We're gonna shoot our way through that list 'til there's nothing left of it!

Wednesday, April 1

Testosterone Surge

1st April
Barney, The Director’s son arrived at the weekend and is going to stay and work with us for a while, Spider Man has come back to continue logging and will stay over for the week, Félix is also here today setting up the tanks for the underwater creatures.
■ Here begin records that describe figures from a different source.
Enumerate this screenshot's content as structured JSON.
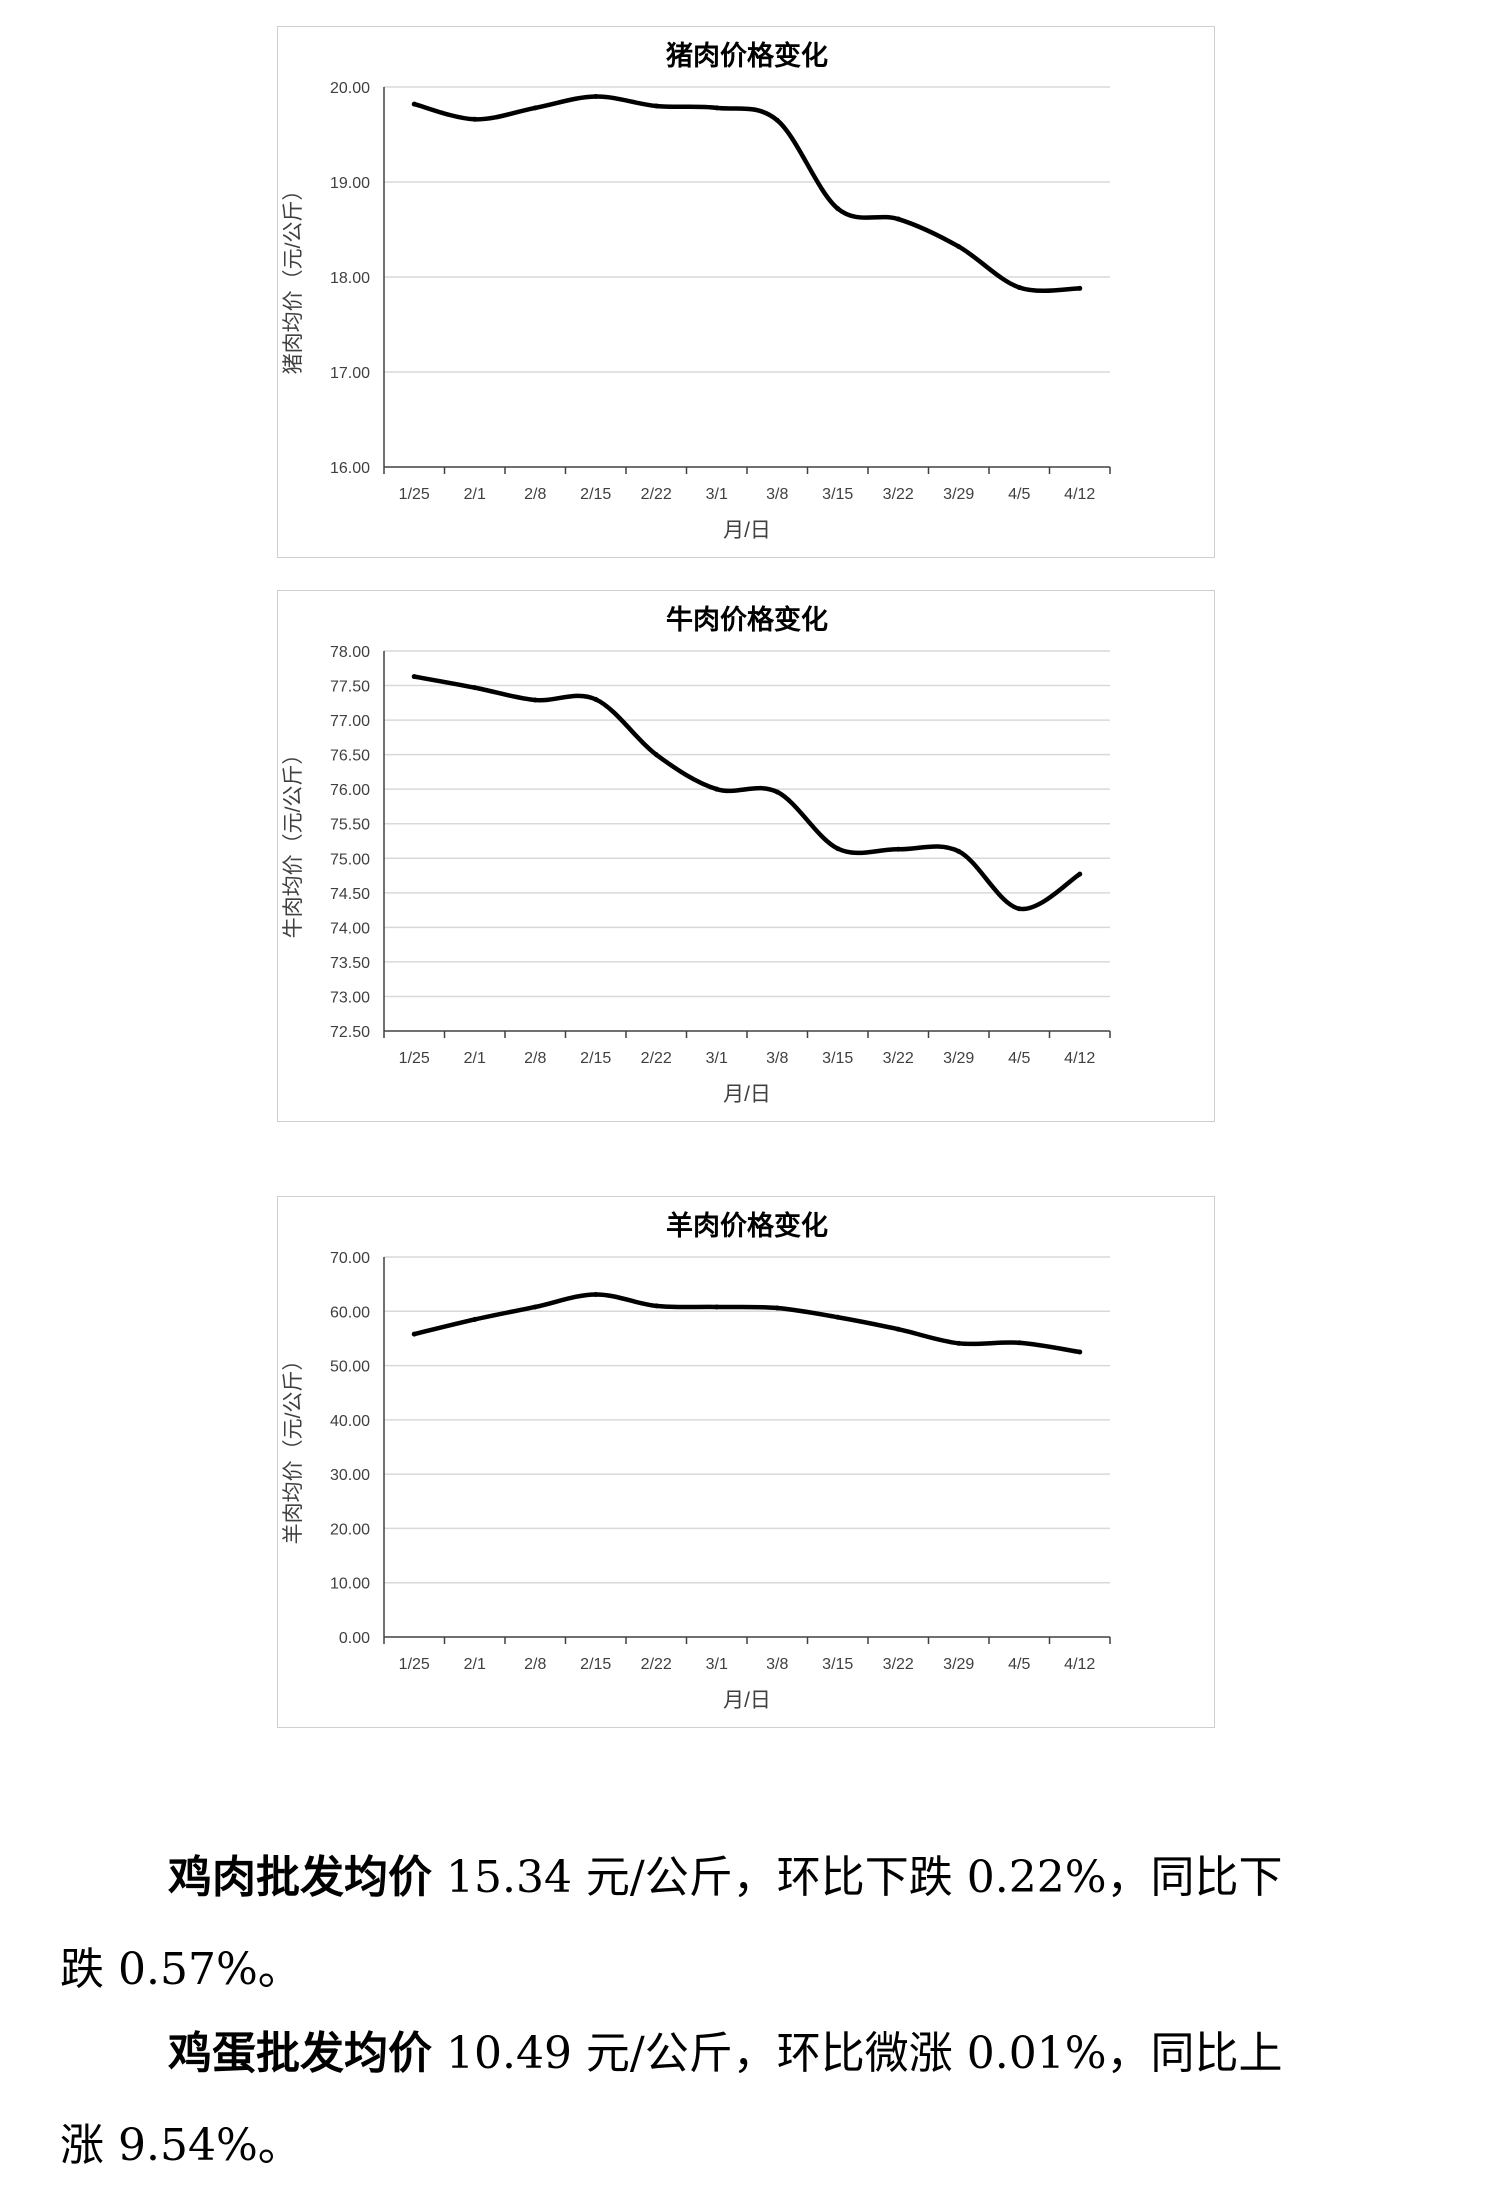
{
  "charts": [
    {
      "id": "pork",
      "chart_data": {
        "type": "line",
        "title": "猪肉价格变化",
        "xlabel": "月/日",
        "ylabel": "猪肉均价（元/公斤）",
        "categories": [
          "1/25",
          "2/1",
          "2/8",
          "2/15",
          "2/22",
          "3/1",
          "3/8",
          "3/15",
          "3/22",
          "3/29",
          "4/5",
          "4/12"
        ],
        "values": [
          19.82,
          19.66,
          19.78,
          19.9,
          19.8,
          19.78,
          19.65,
          18.72,
          18.61,
          18.32,
          17.89,
          17.88
        ],
        "ylim": [
          16.0,
          20.0
        ],
        "yticks": [
          "16.00",
          "17.00",
          "18.00",
          "19.00",
          "20.00"
        ],
        "grid": true,
        "line_color": "#000000"
      }
    },
    {
      "id": "beef",
      "chart_data": {
        "type": "line",
        "title": "牛肉价格变化",
        "xlabel": "月/日",
        "ylabel": "牛肉均价（元/公斤）",
        "categories": [
          "1/25",
          "2/1",
          "2/8",
          "2/15",
          "2/22",
          "3/1",
          "3/8",
          "3/15",
          "3/22",
          "3/29",
          "4/5",
          "4/12"
        ],
        "values": [
          77.63,
          77.47,
          77.29,
          77.3,
          76.5,
          76.0,
          75.96,
          75.14,
          75.13,
          75.1,
          74.27,
          74.77
        ],
        "ylim": [
          72.5,
          78.0
        ],
        "yticks": [
          "72.50",
          "73.00",
          "73.50",
          "74.00",
          "74.50",
          "75.00",
          "75.50",
          "76.00",
          "76.50",
          "77.00",
          "77.50",
          "78.00"
        ],
        "grid": true,
        "line_color": "#000000"
      }
    },
    {
      "id": "mutton",
      "chart_data": {
        "type": "line",
        "title": "羊肉价格变化",
        "xlabel": "月/日",
        "ylabel": "羊肉均价（元/公斤）",
        "categories": [
          "1/25",
          "2/1",
          "2/8",
          "2/15",
          "2/22",
          "3/1",
          "3/8",
          "3/15",
          "3/22",
          "3/29",
          "4/5",
          "4/12"
        ],
        "values": [
          55.8,
          58.5,
          60.8,
          63.1,
          61.0,
          60.8,
          60.6,
          58.9,
          56.7,
          54.1,
          54.2,
          52.5
        ],
        "ylim": [
          0,
          70
        ],
        "yticks": [
          "0.00",
          "10.00",
          "20.00",
          "30.00",
          "40.00",
          "50.00",
          "60.00",
          "70.00"
        ],
        "grid": true,
        "line_color": "#000000"
      }
    }
  ],
  "paragraphs": [
    {
      "lead": "鸡肉批发均价",
      "line1": " 15.34 元/公斤，环比下跌 0.22%，同比下",
      "line2": "跌 0.57%。"
    },
    {
      "lead": "鸡蛋批发均价",
      "line1": " 10.49 元/公斤，环比微涨 0.01%，同比上",
      "line2": "涨 9.54%。"
    }
  ]
}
A couple of weeks ago I posted some notes about the existing housemates
it ony seems fair to do the same for the new boys:

Barney:
just got some very fancy sunglasses and won’t take them off – he probably sleeps wearing them, he never wears a jacket, in fact he generally dresses in a very impractical manner, he makes a great Pavlova - towering edifices that take an entire afternoon to construct.


Spider Man:
Rarely speaks, when he takes breaks from the computer he goes outside and swishes a big net around, then he examines what he’s caught and makes notes in the book he always carries with him, his favourite food is aubergine, he’s a bit rubbish at jam-making, he gave me a jar of his tomato jam – I wanted to taste it but I couldn’t find an implement strong enough to slice a piece out of the jar so, insane with curiosity, I had to just lick the surface of it.

Félix:
collects wild food, invited me for supper and served nettle soup (pretty good actually, sprinkled with ground sesame and salt), he lives with his mother, he runs a seed bank, one evening last week he turned up with a compartmentalised box hung on a strap round his neck from which he dispensed seeds for my vegetable garden. The tomato seeds are stuck on sheets of kitchen roll with the variety written on the paper.